Christa van Baale, publicist for Neo-Futurists and Raven Theatre, attended:
The block party at Farragut and Paulina
I attend all kinds of block parties, but my favorite one is my own neighborhood’s party. It’s not a huge one—it’s just put together by the people who live around our block, which is in Andersonville. It’s great because we have a mix of people in our neighborhood, and the party is a great way to bring them together. It’s also a handy way to meet the people you say hello to every day, but don’t get to talk to. It’s the first place where I met a lot of my neighbors when I moved in two years ago. There’s no performances, but they always bring out the fire engine, which is cute for the kids. Embrace your own block parties when they happen—you don’t have to go to someone else’s.
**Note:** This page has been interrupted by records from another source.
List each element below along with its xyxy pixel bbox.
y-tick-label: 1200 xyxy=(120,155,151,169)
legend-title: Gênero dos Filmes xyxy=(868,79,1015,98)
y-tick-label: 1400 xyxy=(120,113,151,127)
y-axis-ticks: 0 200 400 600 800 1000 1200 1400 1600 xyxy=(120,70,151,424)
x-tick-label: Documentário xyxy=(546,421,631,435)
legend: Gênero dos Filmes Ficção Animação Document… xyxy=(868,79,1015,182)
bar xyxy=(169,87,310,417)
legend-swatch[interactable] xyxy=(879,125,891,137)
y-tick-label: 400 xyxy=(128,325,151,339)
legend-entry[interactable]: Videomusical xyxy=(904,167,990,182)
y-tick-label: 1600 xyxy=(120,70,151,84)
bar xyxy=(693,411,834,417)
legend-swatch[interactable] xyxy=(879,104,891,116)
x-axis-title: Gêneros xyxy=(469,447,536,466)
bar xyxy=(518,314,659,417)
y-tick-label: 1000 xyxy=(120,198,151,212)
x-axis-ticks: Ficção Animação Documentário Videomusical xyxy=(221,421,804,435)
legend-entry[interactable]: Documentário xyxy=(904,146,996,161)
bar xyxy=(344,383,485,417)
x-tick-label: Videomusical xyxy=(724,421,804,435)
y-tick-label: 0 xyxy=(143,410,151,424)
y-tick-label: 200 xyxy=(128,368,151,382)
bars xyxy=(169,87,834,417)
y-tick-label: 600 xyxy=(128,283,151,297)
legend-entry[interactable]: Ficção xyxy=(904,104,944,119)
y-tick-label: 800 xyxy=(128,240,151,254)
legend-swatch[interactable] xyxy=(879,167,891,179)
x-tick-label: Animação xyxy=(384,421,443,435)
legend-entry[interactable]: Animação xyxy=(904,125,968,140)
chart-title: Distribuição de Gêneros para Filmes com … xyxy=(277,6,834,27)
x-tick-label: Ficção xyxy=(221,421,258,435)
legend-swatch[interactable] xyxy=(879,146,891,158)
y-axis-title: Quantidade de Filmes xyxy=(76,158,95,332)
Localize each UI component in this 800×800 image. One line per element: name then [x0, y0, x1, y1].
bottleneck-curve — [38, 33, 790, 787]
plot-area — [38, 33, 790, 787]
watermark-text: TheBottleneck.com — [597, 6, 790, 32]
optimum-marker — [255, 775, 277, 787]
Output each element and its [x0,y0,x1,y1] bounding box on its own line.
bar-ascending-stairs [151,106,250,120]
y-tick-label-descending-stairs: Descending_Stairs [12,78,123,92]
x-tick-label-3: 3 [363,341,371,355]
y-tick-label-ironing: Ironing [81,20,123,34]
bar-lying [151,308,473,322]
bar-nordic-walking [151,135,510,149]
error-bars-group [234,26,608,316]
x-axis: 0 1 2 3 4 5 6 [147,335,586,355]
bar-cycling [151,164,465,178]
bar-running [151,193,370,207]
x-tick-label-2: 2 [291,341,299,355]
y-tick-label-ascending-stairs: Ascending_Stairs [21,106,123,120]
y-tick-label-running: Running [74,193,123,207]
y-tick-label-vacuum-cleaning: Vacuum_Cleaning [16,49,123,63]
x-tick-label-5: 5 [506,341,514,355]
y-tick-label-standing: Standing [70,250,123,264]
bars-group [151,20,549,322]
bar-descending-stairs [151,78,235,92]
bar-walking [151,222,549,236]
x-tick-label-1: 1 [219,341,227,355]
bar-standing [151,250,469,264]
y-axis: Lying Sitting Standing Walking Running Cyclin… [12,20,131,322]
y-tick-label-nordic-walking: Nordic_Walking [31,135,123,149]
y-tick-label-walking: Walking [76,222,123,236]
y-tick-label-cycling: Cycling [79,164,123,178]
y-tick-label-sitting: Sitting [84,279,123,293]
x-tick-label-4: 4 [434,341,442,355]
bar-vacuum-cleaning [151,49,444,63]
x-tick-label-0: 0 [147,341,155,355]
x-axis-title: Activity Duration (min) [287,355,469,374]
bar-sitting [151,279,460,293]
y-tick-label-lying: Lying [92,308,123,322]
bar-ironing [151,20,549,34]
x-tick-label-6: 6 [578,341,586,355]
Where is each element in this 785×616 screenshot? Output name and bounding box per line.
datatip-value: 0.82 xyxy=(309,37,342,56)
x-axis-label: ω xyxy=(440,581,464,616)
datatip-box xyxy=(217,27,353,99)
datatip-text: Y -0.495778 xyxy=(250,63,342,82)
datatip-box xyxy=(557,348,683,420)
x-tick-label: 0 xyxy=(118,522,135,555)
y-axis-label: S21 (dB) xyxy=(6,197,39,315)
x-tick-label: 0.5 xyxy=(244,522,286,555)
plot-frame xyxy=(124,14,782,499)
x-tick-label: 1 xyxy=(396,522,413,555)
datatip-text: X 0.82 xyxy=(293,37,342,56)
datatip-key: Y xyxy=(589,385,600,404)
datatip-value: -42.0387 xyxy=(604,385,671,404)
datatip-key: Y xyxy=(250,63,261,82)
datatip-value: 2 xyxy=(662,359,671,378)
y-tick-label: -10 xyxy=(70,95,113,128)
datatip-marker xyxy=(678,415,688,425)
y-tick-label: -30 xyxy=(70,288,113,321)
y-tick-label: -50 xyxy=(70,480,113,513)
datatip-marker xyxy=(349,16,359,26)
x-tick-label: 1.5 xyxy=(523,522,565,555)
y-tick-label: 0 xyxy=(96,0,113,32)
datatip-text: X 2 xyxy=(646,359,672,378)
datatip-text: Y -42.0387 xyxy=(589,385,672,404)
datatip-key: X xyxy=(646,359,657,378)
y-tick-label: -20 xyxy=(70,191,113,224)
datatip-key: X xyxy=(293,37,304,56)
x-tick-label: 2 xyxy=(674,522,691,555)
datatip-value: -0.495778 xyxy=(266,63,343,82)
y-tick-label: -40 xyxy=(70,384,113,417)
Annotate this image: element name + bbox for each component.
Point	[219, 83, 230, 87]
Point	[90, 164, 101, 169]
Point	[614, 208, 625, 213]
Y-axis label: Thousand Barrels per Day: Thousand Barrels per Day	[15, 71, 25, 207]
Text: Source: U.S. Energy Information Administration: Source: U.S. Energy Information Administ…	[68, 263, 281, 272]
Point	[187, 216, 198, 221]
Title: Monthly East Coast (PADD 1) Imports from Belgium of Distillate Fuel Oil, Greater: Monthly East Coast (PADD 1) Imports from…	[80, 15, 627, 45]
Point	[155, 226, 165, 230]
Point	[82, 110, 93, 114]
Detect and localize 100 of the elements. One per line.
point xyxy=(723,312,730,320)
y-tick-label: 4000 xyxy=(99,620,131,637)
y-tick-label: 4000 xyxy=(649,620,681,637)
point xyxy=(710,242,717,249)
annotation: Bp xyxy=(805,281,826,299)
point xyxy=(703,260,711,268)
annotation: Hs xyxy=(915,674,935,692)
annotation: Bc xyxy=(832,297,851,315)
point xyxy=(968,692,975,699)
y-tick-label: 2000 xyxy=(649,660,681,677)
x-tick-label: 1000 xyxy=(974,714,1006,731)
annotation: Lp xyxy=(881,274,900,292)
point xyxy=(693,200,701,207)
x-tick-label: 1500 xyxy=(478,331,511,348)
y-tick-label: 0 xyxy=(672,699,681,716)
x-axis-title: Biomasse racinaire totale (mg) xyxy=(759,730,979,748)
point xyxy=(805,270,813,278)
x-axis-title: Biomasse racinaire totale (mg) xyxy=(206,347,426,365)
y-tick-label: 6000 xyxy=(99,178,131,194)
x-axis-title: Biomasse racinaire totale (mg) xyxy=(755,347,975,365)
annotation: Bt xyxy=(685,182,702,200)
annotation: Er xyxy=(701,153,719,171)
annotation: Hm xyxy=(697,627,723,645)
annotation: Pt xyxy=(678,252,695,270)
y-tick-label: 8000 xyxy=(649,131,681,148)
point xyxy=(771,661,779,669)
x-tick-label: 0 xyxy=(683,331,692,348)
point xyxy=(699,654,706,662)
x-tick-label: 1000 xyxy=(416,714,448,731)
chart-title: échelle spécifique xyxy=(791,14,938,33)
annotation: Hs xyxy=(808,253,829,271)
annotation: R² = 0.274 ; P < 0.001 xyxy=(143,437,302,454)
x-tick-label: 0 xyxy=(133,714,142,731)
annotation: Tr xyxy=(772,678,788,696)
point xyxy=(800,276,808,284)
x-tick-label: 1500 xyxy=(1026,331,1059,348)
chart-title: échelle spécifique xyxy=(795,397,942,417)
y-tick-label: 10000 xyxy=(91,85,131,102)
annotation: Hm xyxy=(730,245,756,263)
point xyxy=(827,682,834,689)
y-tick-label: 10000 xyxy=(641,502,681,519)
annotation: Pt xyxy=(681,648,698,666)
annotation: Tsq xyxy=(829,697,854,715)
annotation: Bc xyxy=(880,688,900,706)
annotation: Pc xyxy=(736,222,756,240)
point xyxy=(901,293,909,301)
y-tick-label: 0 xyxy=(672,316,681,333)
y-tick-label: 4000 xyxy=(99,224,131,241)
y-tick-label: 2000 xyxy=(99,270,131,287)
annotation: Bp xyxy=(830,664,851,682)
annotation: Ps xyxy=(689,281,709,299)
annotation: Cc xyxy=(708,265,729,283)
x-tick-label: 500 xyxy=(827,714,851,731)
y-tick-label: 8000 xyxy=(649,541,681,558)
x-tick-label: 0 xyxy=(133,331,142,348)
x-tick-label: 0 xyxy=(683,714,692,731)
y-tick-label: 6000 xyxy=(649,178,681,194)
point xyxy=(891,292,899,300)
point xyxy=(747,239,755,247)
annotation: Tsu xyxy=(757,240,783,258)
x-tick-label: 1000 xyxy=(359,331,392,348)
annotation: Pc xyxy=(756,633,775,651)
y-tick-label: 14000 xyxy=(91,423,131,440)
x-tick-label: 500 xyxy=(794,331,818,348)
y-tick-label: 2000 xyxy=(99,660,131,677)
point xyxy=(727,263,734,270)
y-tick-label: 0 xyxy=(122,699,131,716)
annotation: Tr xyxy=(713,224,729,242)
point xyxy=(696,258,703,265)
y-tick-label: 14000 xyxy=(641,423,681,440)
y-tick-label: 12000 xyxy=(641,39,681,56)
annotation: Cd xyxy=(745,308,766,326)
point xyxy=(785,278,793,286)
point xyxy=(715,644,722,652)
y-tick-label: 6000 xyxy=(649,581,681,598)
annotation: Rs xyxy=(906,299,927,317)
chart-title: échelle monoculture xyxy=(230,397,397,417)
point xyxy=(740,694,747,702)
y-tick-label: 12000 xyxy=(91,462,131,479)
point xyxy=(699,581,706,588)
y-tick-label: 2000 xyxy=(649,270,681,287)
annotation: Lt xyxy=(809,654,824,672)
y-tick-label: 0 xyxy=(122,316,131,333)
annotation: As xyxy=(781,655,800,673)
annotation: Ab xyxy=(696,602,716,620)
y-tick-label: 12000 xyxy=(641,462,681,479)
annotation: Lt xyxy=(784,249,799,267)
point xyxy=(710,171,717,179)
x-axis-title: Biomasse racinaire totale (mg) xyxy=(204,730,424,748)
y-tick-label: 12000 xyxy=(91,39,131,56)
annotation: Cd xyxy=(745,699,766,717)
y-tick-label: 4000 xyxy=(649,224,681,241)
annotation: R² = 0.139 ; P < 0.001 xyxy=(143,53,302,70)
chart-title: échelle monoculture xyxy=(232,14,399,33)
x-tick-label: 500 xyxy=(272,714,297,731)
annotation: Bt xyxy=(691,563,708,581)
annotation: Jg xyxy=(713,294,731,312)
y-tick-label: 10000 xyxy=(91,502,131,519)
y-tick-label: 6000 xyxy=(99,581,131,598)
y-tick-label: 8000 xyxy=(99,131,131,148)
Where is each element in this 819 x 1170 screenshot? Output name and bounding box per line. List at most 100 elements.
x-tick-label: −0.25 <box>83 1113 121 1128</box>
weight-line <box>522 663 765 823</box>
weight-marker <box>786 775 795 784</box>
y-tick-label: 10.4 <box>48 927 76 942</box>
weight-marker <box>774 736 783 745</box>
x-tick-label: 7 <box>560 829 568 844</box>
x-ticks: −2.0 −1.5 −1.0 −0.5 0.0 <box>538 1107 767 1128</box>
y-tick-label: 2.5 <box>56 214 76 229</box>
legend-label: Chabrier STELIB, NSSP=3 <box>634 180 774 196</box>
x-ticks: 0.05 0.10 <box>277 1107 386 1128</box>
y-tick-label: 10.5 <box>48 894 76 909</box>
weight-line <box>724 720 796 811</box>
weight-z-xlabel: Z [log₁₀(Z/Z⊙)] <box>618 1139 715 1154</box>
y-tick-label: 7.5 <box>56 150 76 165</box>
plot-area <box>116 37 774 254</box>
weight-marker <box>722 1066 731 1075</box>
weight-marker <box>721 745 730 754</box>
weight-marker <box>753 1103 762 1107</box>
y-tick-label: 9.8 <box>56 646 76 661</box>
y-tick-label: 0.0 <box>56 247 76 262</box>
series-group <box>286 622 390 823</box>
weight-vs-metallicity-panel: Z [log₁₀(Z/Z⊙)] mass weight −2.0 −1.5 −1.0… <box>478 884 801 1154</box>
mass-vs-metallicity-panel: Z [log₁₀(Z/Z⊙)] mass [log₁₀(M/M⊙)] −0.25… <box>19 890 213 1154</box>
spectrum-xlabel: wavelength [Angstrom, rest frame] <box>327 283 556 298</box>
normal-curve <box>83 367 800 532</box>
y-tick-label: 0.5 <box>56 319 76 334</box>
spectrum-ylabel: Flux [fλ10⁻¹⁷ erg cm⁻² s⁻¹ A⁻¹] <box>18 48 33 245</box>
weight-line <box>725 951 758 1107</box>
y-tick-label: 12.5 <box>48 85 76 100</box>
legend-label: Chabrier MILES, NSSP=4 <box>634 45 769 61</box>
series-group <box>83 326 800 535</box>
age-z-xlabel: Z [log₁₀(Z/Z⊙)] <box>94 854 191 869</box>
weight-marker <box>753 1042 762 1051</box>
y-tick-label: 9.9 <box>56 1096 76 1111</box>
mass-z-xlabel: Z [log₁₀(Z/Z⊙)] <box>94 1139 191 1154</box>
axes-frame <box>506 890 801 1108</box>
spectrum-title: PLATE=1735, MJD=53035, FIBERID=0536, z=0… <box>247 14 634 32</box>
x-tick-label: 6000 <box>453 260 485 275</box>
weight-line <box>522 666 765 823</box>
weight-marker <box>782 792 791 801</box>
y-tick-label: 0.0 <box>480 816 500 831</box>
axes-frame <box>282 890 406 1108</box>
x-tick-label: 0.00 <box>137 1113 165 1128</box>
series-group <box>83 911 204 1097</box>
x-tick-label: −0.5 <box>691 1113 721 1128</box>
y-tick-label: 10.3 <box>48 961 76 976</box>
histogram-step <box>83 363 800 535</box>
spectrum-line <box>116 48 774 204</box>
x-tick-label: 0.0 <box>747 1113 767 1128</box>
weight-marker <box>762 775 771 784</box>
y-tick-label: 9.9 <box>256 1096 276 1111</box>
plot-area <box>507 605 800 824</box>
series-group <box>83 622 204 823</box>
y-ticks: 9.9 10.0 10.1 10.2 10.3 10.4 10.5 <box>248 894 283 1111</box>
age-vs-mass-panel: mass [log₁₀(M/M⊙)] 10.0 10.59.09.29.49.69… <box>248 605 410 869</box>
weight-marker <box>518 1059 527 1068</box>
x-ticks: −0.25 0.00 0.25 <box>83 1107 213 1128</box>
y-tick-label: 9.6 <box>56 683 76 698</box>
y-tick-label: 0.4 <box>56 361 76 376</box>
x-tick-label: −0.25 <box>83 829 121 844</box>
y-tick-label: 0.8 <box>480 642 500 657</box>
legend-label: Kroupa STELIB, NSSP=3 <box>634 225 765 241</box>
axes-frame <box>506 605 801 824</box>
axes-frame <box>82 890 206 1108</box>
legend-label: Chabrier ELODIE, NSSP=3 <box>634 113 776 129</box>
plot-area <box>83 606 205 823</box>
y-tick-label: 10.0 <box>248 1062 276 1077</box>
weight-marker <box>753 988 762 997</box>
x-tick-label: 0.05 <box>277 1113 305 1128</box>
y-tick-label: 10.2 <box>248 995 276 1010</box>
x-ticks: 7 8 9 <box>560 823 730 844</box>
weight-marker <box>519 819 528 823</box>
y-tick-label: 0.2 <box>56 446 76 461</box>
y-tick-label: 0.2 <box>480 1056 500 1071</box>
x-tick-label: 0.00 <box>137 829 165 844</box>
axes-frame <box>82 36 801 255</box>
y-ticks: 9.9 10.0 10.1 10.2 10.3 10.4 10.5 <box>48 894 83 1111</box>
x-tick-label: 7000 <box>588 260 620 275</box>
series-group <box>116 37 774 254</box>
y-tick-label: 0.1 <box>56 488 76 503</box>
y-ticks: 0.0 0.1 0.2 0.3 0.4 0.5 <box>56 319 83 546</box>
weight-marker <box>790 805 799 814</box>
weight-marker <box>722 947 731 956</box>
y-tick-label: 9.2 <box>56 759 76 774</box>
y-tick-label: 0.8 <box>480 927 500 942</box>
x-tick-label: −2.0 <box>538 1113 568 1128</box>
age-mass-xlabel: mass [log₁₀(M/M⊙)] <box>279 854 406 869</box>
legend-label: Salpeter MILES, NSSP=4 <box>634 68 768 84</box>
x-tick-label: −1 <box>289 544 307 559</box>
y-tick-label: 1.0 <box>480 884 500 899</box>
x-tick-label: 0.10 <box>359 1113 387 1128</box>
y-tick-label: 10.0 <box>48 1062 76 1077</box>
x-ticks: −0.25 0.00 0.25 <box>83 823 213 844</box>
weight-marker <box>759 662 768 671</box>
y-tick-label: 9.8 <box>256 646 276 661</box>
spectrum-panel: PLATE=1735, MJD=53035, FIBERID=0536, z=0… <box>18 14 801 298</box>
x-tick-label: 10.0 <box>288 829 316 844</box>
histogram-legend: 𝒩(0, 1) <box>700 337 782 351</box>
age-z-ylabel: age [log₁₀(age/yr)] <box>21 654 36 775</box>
Lauren Bost, assistant director at Judy Saslow Gallery, checked out:
The Chicago Community Darkroom
Last week I got a sneak peek of the new incarnation of the community darkroom that’s reopening at Milwaukee and Augusta. It looks fantastic, the facilities look great, and more importantly, it’s a service that the photography community here desperately needs. Any alumni of Columbia or SAIC knows how it feels to finish school and suddenly lose access to everything you need to make your art. I got so inspired from their efforts that I’m now working on my own home darkroom and bringing my whole practice back to life.
Kristin Collins, managing director at the Artistic Home, read:
Belong to Me by Marisa de los Santos
This book’s a great summer read about families and relationships—I read it in a day. It includes a little bit of surprise, as new relationships come to light, and the main characters—who are in their 30s and 40s, and who have gotten settled into thinking one-dimensionally for a time—have a reawakening. Their lives change, and instead of resisting they go with the changes and end up in much richer places than where they were. I love how the book deals with the ways we connect with all sorts of people, and how those who we don’t expect to become vital to us at first meeting eventually do. And how people we see one way, we learn to see in a different way—and how people can come to belong to you, even if you’re not related to them by blood or marriage.
Alexander Fedirko, Pilsen-based visual artist, derived inspiration from:
Summer night bike riding
Bike riding has been one of my favorite things about living in Chicago and an inspiration for my “Cityscape” paintings. It’s a great release when I get a little stir-crazy and want to reconnect with the city. From my Pilsen studio, I go east to Dearborn and ride north through the tall buildings and Picassos, toward the corncobs, over the river, past the bars, and up to North Avenue, where I hang a right and head back south on the LSD bike path. From there you can really crank the bike, but be sure to look up and catch the spectacular views of the city. I exit the bike path at Soldier Field, go over the pedestrian bridge, head west on 18th, and loop back to my studio. I feel that Sunday through Tuesday nights at around 11-ish are the best times to ride—few cars, and very cool and quiet.
Mia Billetdeaux, cofounder of Azimuth Projects, saw:
The Improvised Shakespeare Company at Del Close Theater
The lights dimmed and the cast invited us to suggest titles that would become the story arc of the night’s show. “Macdeath,” “The Merry Wives of Wrigley,” “As Your Mom Likes It!,” and “Taming of the Jew” were among the titles suggested by the raucous crowd. By intermission I had already cried so many tears of laughter that I couldn’t even remember which title was chosen. Hilariously true to Shakespeare’s recurring themes of betrayal, lust, murder, power, and caricaturing the French with a sprinkling of iambic pentameter, the company does justice to literary buffs and fans of Chicago’s bountiful improv scene alike.